Subspace methods for visual learning and recognition


One of the main research topics of our group in the past were subspace methods. We have proposed several methods for robust estimation of subspace coefficients and for learning subspace representations. We have considered both types of subspace methods: the reconstructive methods (Principal components analysis), and the discriminative methods (Linear Discriminant Analysis, Canonical Correlation Analysis). By combining the properties of these methods we were able to extend the standard approaches into incremental and robust ones, and to show the efficiency of the proposed methods in many mostly computer vision tasks.

Robust estimation of subspace coefficients

Linear subspace methods that provide sufficient reconstruction of the data such as PCA offer an efficient way of dealing with missing pixels, outliers, and occlusions that often appear in the visual data. Discriminative methods, such as LDA and CCA, which on the other hand, are better suited for classification and regression tasks, are highly sensitive to corrupted data. We present a theoretical framework for achieving best of both types of methods: an approach that combines the discrimination power of discriminative methods with the reconstruction property of reconstructive methods which enables one to work on subsets of pixels in images, to efficiently detect and reject the outliers.

The principle is demonstrated in the figure below. Column (a) depicts a test image, which is significantly occluded or different than images in the test set (column (i)). The robust procedure selects only the pixels depicted in the column (g) to be used for the estimation of the subspace coefficients, which results in a very good reconstruction (column (h)).


The proposed approach is therefore capable of robust classification/regression with a high-breakdown point. The theoretical results are demonstrated on several computer vision tasks showing that the proposed approach significantly outperforms the standard discriminative methods in the case of missing pixels and images containing occlusions and outliers. The figures below show the results of experiments, where robust LDA was used for face recognition, and CCA was used for estimation of rotation.

ResRobLDA.png ResRobCCA.png

Robust estimation of subspace coefficients. This package contains Matlab functions, which perform robust estimation of subspace coefficients in PCA, CCA and LDA methods.

Robust learning of subspace representations

A reliable system for visual learning and recognition should enable a selective treatment of individual parts of input data and should successfully deal with noise and occlusions. These requirements are not satisfactorily met when visual learning is approached by appearance-based modeling of objects and scenes using the traditional PCA approach. In this work we extend the standard PCA approach to overcome these shortcomings. We first present a weighted version of PCA, which, unlike the standard approach, considers individual pixels and images selectively, depending on the corresponding weights. Then we propose a robust PCA method for obtaining a consistent subspace representation in the presence of outlying pixels in the training images. The method is based on the EM algorithm for estimation of principal subspaces in the presence of missing data. We demonstrate the efficiency of the proposed methods in a number of experiments. The figure below shows (the third image) how well the proposed method reconstructs the corrupted input signal (the first image) in comparison with the standard non robust approach (the second image).
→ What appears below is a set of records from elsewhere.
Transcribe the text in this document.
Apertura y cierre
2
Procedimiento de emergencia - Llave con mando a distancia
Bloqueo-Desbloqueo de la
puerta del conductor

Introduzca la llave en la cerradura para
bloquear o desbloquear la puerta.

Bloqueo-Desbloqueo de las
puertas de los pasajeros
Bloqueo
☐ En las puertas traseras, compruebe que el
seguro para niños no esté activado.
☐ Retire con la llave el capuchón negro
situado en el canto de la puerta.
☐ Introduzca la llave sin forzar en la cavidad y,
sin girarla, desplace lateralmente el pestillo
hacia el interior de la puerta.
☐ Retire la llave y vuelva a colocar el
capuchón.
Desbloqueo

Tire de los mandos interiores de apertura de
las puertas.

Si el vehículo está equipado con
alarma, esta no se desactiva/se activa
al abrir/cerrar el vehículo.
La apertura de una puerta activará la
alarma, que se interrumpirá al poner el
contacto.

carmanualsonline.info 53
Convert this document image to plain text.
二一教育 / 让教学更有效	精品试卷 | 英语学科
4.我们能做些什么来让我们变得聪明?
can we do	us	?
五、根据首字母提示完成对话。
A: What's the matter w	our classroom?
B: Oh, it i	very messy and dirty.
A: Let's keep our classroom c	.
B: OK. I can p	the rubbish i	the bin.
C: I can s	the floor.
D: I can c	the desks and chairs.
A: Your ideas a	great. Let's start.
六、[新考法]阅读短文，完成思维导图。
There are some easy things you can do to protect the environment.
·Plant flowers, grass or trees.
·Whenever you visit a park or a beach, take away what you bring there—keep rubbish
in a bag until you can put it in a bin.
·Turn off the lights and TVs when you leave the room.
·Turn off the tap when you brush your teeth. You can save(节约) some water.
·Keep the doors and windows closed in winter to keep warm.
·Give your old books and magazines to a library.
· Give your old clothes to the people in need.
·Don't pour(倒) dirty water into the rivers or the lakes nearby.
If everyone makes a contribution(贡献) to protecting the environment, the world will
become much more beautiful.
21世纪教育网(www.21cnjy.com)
Incremental and robust learning of subspace representations

To enable efficient operation of a cognitive agent in a real-world environment, visual learning has to be a continuous and robust process. In this work, we present a method for subspace learning, which takes these considerations into account. We present an incremental method, which sequentially updates the principal subspace considering weighted influence of individual images as well as individual pixels within an image. We further extend this approach to enable determination of consistencies in the input data and imputation of the inconsistent values using the previously acquired knowledge, resulting in a novel method for incremental, weighted, and robust subspace learning. We demonstrate the effectiveness of the proposed concept in several experiments on learning of object and background representations. The figure belows depicts the results of robust and adaptive background modelling. The second and the third row depict the reconstructed background. The reconstructions in the third row (the robust approach) do not include the foreground elements (cars and pedestrians passing by), as opposed to the images in the second row (the non-robust approach).


Incremental LDA learning

In this work we focus on incremental LDA learning which provides good classification results while it assures a compact data representation. In contrast to existing incremental LDA methods we additionally consider reconstructive information when incrementally building the LDA subspace. Hence, we get a more flexible representation that is capable to adapt to new data. Moreover, this allows to add new instances to existing classes as well as to add new classes. The experimental results show that the proposed approach outperforms other incremental LDA methods even approaching classification results obtained by batch learning. Some of these results are shown in the figure below, which demonstrate the good performance of the proposed approach (ILDAaPCA) in the cases of learning and recognition of faces (SDF database) and objects (ALOI database).